Subcutaneous and intramuscular injections use the same unit math. Oral use bypasses syringe units entirely and typically uses much higher nominal doses since gut bioavailability of intact peptide is debated. The unit concept only applies to injectable forms.
How long is reconstituted BPC-157 stable in the refrigerator?
Bacteriostatic water-reconstituted peptides are generally considered stable for up to 28 to 30 days under refrigeration (2 to 8 degrees C) based on USP guidance for multi-dose vials with antimicrobial preservative. Avoid repeated freezing of reconstituted solution.
What are signs that a BPC-157 vial has degraded?
Visible cloudiness, particulate matter, or a yellow discoloration in the reconstituted solution are signs of degradation or contamination. Lyophilized powder should be white and fluffy; a yellow or brown powder before reconstitution suggests oxidation or improper storage.
How does BPC-157 compare to TB-500 for tissue repair?

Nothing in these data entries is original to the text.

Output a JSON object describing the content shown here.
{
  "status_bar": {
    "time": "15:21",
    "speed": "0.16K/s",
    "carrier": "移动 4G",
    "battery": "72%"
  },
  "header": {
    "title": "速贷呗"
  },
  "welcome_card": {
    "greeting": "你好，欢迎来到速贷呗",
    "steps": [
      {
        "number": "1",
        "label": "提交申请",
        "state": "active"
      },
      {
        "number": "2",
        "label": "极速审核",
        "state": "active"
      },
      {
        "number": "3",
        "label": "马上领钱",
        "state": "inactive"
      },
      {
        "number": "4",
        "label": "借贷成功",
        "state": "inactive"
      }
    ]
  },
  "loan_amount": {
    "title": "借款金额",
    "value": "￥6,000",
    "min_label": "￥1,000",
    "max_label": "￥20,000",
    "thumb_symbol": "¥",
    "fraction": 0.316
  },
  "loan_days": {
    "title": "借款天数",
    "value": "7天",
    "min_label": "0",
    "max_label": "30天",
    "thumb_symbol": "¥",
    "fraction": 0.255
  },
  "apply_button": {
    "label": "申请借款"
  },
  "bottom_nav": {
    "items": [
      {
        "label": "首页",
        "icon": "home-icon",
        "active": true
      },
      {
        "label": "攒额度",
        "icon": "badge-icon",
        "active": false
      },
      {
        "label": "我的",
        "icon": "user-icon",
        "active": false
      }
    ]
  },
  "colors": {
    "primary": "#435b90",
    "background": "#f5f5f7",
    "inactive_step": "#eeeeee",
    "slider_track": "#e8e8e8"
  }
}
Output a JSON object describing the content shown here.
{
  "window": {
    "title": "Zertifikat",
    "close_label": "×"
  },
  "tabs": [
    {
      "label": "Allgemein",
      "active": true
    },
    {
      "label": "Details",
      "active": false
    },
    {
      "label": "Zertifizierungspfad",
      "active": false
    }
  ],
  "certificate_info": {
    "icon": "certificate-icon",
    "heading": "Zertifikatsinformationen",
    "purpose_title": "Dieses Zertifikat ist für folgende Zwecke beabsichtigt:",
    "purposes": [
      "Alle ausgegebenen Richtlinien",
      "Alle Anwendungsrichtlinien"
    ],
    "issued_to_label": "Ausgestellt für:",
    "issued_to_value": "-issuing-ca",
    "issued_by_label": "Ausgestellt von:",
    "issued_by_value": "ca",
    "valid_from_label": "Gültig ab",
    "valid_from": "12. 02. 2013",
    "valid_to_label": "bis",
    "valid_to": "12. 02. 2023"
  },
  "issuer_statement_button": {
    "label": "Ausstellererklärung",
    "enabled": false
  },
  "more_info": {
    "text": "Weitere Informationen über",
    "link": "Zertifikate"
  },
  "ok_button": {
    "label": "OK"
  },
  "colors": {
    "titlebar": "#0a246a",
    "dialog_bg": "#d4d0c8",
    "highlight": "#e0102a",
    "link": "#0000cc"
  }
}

BPC-157 has a stronger animal evidence base for GI mucosal repair and tendon healing via EGR-1 and VEGFR2 pathways. TB-500 (thymosin beta-4 fragment) has more evidence for systemic muscle and cardiac tissue repair. Both lack human RCT data and are not FDA approved.
Can oral BPC-157 replace injectable for dosing purposes?
Not on a unit-for-unit basis. Oral peptide bioavailability is limited by gastric proteolysis. Animal data show systemic effects from oral BPC-157, but the fraction reaching systemic circulation intact is unknown in humans. Oral dosing is measured in mcg or mg in capsule form, not syringe units.
Sources
- Sikiric P, et al. "Brain-gut Axis and Pentadecapeptide BPC 157: Theoretical and Practical Implications." Current Neuropharmacology. 2016;14(8):857-865. PMID 27291544.
- Sikiric P, et al. "Toxicity by NSAIDs. Counteraction by stable gastric pentadecapeptide BPC 157." Current Pharmaceutical Design. 2013;19(1):76-83. PMID 22950504.
- Gjurasin M, et al. "Peptide therapy with pentadecapeptide BPC 157 in traumatic nerve injury." Regulatory Peptides. 2010;160(1-3):33-41. PMID 19819258.
- Chang CH, et al. "The promoting effect of pentadecapeptide BPC 157 on tendon healing involves tendon outgrowth, cell survival, and cell migration." Journal of Applied Physiology. 2011;110(3):774-780. PMID 21164155.
- U.S. Food and Drug Administration. "Bulk Drug Substances Nominated for Use in Compounding Under Section 503A of the FD&C Act." Docket FDA-2020-N-1364. 2023. Available at: fda.gov.
- ClinicalTrials.gov. NCT00661440. "Safety and Tolerability Study of PL 14736 in the Treatment of Crohn's Disease." Available at: clinicaltrials.gov.
- United States Pharmacopeia (USP). "General Chapter 797: Pharmaceutical Compounding -- Sterile Preparations." Multi-dose container in-use dating guidance.
- Huang T, et al. "BPC-157 and its potential in tissue repair: a review of animal studies." (General reference to the body of work from the Sikiric group at the University of Zagreb; individual papers indexed in PubMed under "BPC 157" filter by Sikiric P as author.)
- Manning MC, et al. "Stability of protein pharmaceuticals: an update." Pharmaceutical Research. 2010;27(4):544-575. PMID 20143256. (General peptide hydrolysis and storage principles.)